2. Good post here at Abstract Appeal discussing a very interesting Florida court of appeals case involving duties owed to children before they’re conceived. A doctor screwed something up during a birth, and it put the woman’s future yet-to-be-conceived children at risk. Sure enough, her next kid is injured. The court says the doctor owes a duty of care to the unborn kid and can be sued for malpractice. (I’m boiling it down pretty crudely. It’s actually a good discussion of duty to third party concepts and the “zone of danger.”)

First, I’ll be interested to see how the group of people who are both pro-tort reform and pro-life react to this case. (I’m kind of being snarky — I figure they’ll be fine letting the kid sue but will still cap the damages.) Second, I have to wonder if this case will one day be cited somewhere along the slippery slope in an argument over the rights of, and duties owed to, fetuses.
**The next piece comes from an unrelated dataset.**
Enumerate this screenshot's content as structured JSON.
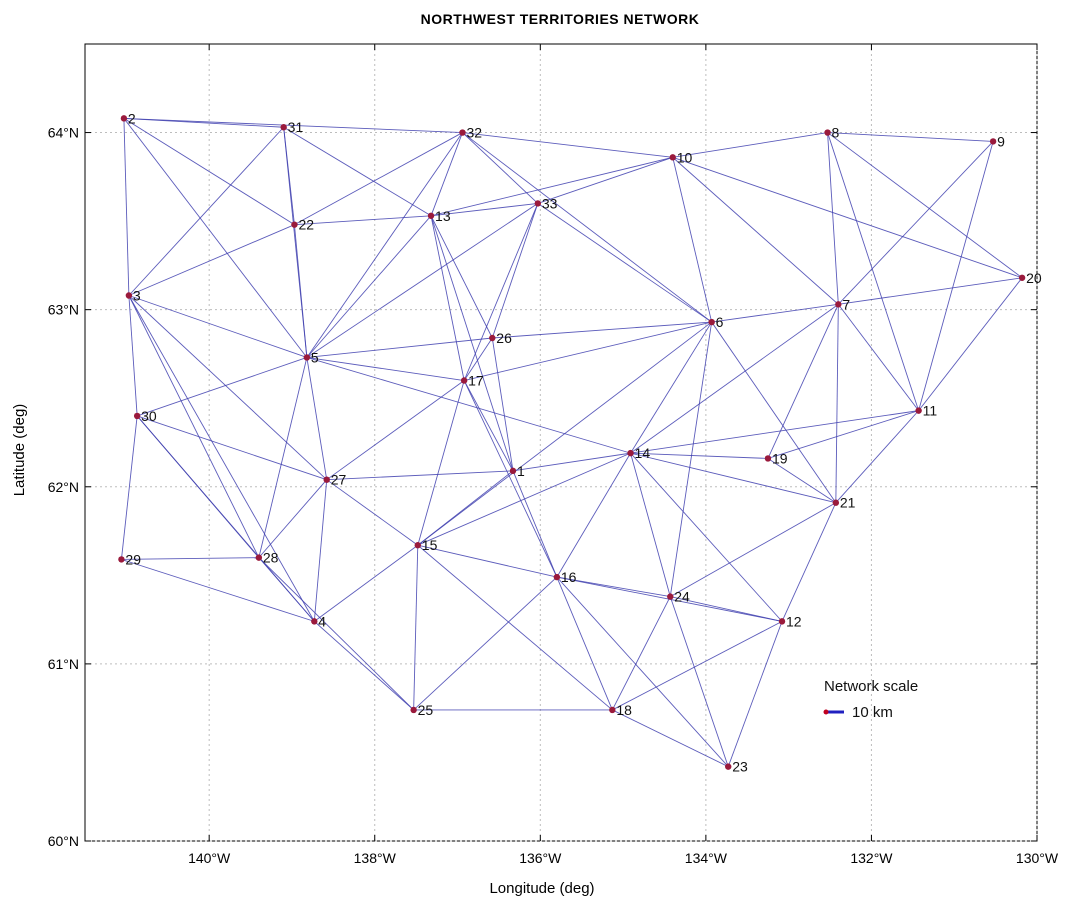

I think the court is probably right here, given that (a) the doctor should have recognized the problem with the first birth, and (b) if the doctor had met his duty of care to the mother during the second birth, i.e., gotten a complete history, then (c) he probably would have acted differently during the second birth and the kid would not have been injured. And the court does a good job in limiting the scope of the opinion. But it just strikes me as the type of case that might be spun and stretched down the road somewhere.

3. There’s a little buzz at from Prof. Volokh at his place and Will Baude at Crescat over the new Anthony Hopkins movie Fracture. They have all the spoilers if you want to check them out. (This post is only semi-spoily.) Basically, there’s a legal issue that kind of twisty. It’s probably right on Double Jeopardy law, but probably wrong on collateral estoppel law. As an aside, back in January, I discussed some similar issues in a post about trying O.J. Simpson for conspiracy to commit murder. I noted that such a case might be able to get around Double Jeopardy but would likely run into a collateral estoppel problem based on O.J’s acquittal on murder charges. Obviously, it was a complete throwaway thought experiment regarding O.J., but it’s nice to know I would have spotted the issue if I had seen Fracture.

4. Not strictly about law (yet), but I found this interesting and wanted to pass it along: A new academic study says that white referees call more fouls against black players than against white players in NBA games. The difference was up to 4.5%. (To a lesser degree, black officials call more fouls against white players.) I haven’t looked closely at this yet. But I have a feeling we’ll be hearing more about it. Kudos to the reporter who gets a quote on the matter from Don Imus.